WASHINGTON, DC – Last week, U.S. Senator Sherrod Brown (D-OH) joined U.S. Senator Chris Van Hollen (D-MD) and U.S. Congressman Don Beyer (D-VA) in introducing a new tax proposal to help overhaul our tax code to invest in working families, infrastructure, and more.
Ohioans have seen President Trump’s and Congressional Republicans’ tax scam for what it really was – a handout to millionaires and billionaires at the expense of working families. The President broke his promise to invest in workers and rebuild our infrastructure. For the first time in history, U.S. billionaires paid a lower tax rate than the working class last year. This bill would help correct that, and raise significant revenue to make new investments that will grow the economy and protect working families.
The “Millionaires Surtax” would apply an additional 10-percentage point tax to incomes above $2 million for married couples or above $1 million for individuals. It would apply equally to wages and salaries as well as to capital gains and other investment income. The bill would increase federal revenue by $635 billion over 10 years and would only impact the richest 0.2 percent. This practical approach would raise significant revenue, doesn’t require a major new tax overhaul, and avoids the common loopholes that the wealthy often try to exploit and game the system. Recent reports have shown that income inequality in America is at the highest it’s been since the Census Bureau started tracking income inequality data in 1967. It’s time we invest in working families, the infrastructure repairs our state needs, and more.
“All across the country, families are working harder than ever but have less and less to show for it. Corporate profits have soared, executive compensation has exploded, but wages are flat, especially after President Trump and the GOP’s tax bill gave millions in tax breaks to corporations at the expense of workers,” said Senator Brown. “The Millionaires Surtax ensures we can make the investments our country needs in health care, education, and infrastructure.”
According to a new poll by Hart Research Associates, the proposal has overwhelming support – 73 percent support a Millionaires Surtax, with 76 percent support from independents and moderates. Even a majority of Trump voters (57 percent) and Republicans (53 percent) favor the policy. The Millionaires Surtax legislation has already been endorsed by a diverse range of more than 70 national organizations.
The Millionaires Surtax legislation would:
- Raise substantial revenue for critical needs from the richest 0.2 percent. The non-partisan Tax Policy Center estimates the surtax would raise $635 billion over 10 years, even though it would be paid by only the nation’s richest 0.2 percent of taxpayers (just 329,000 people in 2020). The surtax does not raise taxes for 99.8 percent of taxpayers. That $635 billion could be used to make new investments in healthcare, education, housing, childcare, infrastructure, and clean renewable energy, as well as protect Social Security, Medicare, and Medicaid.
- Apply to all forms of income over $2 million, both from work and wealth. It applies to salaries, wages, and private business profits currently taxed at a 37 percent rate; and returns on all investments, such as long-term capital gains and dividends, currently taxed at 20 percent. This universal application is key to successfully taxing the rich, who derive most of their income from wealth rather than work.

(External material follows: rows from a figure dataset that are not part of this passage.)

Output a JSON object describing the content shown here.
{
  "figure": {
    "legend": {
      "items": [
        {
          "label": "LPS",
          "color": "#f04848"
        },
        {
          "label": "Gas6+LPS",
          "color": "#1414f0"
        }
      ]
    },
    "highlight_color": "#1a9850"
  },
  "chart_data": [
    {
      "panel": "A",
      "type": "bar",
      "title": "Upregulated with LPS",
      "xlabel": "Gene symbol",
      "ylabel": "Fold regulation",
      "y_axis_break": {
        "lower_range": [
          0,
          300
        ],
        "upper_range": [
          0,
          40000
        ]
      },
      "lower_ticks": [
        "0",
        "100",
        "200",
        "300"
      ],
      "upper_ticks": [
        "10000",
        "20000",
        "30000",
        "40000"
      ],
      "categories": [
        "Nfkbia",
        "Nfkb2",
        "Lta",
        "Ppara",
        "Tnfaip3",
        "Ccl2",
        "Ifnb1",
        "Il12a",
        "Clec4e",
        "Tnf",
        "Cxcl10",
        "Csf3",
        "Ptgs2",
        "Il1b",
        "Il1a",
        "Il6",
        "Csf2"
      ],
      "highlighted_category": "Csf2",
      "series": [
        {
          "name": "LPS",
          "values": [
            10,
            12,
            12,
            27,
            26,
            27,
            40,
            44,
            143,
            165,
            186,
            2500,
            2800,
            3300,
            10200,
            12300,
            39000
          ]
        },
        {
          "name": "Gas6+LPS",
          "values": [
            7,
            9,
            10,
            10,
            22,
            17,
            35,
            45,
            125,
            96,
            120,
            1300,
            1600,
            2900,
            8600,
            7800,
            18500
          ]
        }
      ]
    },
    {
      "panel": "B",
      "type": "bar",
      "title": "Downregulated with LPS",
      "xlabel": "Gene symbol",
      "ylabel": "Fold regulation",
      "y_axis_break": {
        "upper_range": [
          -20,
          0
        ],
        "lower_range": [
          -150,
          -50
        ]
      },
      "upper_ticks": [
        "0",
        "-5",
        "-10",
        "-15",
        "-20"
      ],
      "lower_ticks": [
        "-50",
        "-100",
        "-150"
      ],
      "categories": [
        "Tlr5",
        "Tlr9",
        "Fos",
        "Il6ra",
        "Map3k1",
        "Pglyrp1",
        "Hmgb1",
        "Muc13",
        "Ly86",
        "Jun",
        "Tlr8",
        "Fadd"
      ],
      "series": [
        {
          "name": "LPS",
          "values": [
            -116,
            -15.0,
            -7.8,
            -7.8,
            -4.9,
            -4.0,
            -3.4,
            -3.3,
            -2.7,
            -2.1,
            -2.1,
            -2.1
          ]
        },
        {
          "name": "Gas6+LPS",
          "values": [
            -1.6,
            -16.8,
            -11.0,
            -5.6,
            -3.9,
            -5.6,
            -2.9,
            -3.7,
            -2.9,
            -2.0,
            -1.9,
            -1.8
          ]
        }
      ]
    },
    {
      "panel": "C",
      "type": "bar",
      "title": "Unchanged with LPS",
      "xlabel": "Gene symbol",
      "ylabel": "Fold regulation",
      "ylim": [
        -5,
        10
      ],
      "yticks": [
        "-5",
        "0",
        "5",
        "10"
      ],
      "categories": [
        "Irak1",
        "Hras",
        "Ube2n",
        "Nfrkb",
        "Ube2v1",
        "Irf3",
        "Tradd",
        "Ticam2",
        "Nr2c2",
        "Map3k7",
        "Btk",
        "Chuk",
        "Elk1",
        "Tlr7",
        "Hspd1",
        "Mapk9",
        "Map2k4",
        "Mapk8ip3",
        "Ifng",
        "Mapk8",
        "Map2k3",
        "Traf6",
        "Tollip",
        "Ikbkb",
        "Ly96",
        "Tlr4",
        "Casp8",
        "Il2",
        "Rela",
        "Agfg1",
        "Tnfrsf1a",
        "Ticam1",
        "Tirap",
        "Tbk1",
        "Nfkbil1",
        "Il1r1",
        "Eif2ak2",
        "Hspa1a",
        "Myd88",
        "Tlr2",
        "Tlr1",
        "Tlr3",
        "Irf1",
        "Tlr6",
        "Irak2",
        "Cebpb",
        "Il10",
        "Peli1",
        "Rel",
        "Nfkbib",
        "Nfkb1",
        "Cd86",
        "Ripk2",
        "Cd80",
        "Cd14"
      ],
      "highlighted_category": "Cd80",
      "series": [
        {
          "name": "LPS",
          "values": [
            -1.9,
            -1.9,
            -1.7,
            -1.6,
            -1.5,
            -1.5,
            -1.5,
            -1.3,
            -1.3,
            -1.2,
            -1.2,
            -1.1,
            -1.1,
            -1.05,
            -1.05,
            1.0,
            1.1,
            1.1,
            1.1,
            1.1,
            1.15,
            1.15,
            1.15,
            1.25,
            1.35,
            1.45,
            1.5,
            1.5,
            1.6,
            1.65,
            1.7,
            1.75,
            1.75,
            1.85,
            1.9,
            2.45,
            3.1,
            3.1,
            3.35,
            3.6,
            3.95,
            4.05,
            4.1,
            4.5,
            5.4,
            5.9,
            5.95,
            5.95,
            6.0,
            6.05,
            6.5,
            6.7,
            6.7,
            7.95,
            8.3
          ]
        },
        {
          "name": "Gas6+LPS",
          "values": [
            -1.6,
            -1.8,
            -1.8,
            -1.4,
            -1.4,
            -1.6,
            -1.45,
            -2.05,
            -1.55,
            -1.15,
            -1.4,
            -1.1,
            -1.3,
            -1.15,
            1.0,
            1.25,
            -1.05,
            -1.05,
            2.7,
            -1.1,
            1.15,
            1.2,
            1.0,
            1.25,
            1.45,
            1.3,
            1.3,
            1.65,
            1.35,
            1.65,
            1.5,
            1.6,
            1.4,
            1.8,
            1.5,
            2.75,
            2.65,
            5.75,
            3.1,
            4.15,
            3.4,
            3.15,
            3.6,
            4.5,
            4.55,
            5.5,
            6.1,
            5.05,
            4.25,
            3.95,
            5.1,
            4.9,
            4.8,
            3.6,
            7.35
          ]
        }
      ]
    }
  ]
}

- Help close the wealth gap. The Millionaires Surtax would begin to address the nation’s widening wealth and income gaps that destabilize our economy and threaten our democracy. The United States is one of the most economically unequal nations in the developed world, with income and wealth gaps not seen here in almost 100 years.
"The Millionaires Surtax is a simple to implement, easy to enforce, laser-targeted plan to tax the extremely wealthy,” said Morris Pearl of Patriotic Millionaires. “This surtax exclusively applies to individuals making over $2 million per year, which is just the very top of the 1 percent in this country. Americans want to tax the rich, and this surtax explains precisely who will be getting taxed in the name itself. This is an easy plan to tax the rich and an even easier sell to the American public, so let's get it done.”
“The Millionaires Surtax would simply and effectively move us closer to a Fair Share Tax System,” said Frank Clemente, executive director of Americans for Tax Fairness, a coalition of hundreds of endorsing organizations that is leading the push for a Millionaires Surtax. “It’s an essential component of an economy that works for all of us, not just the wealthy few.”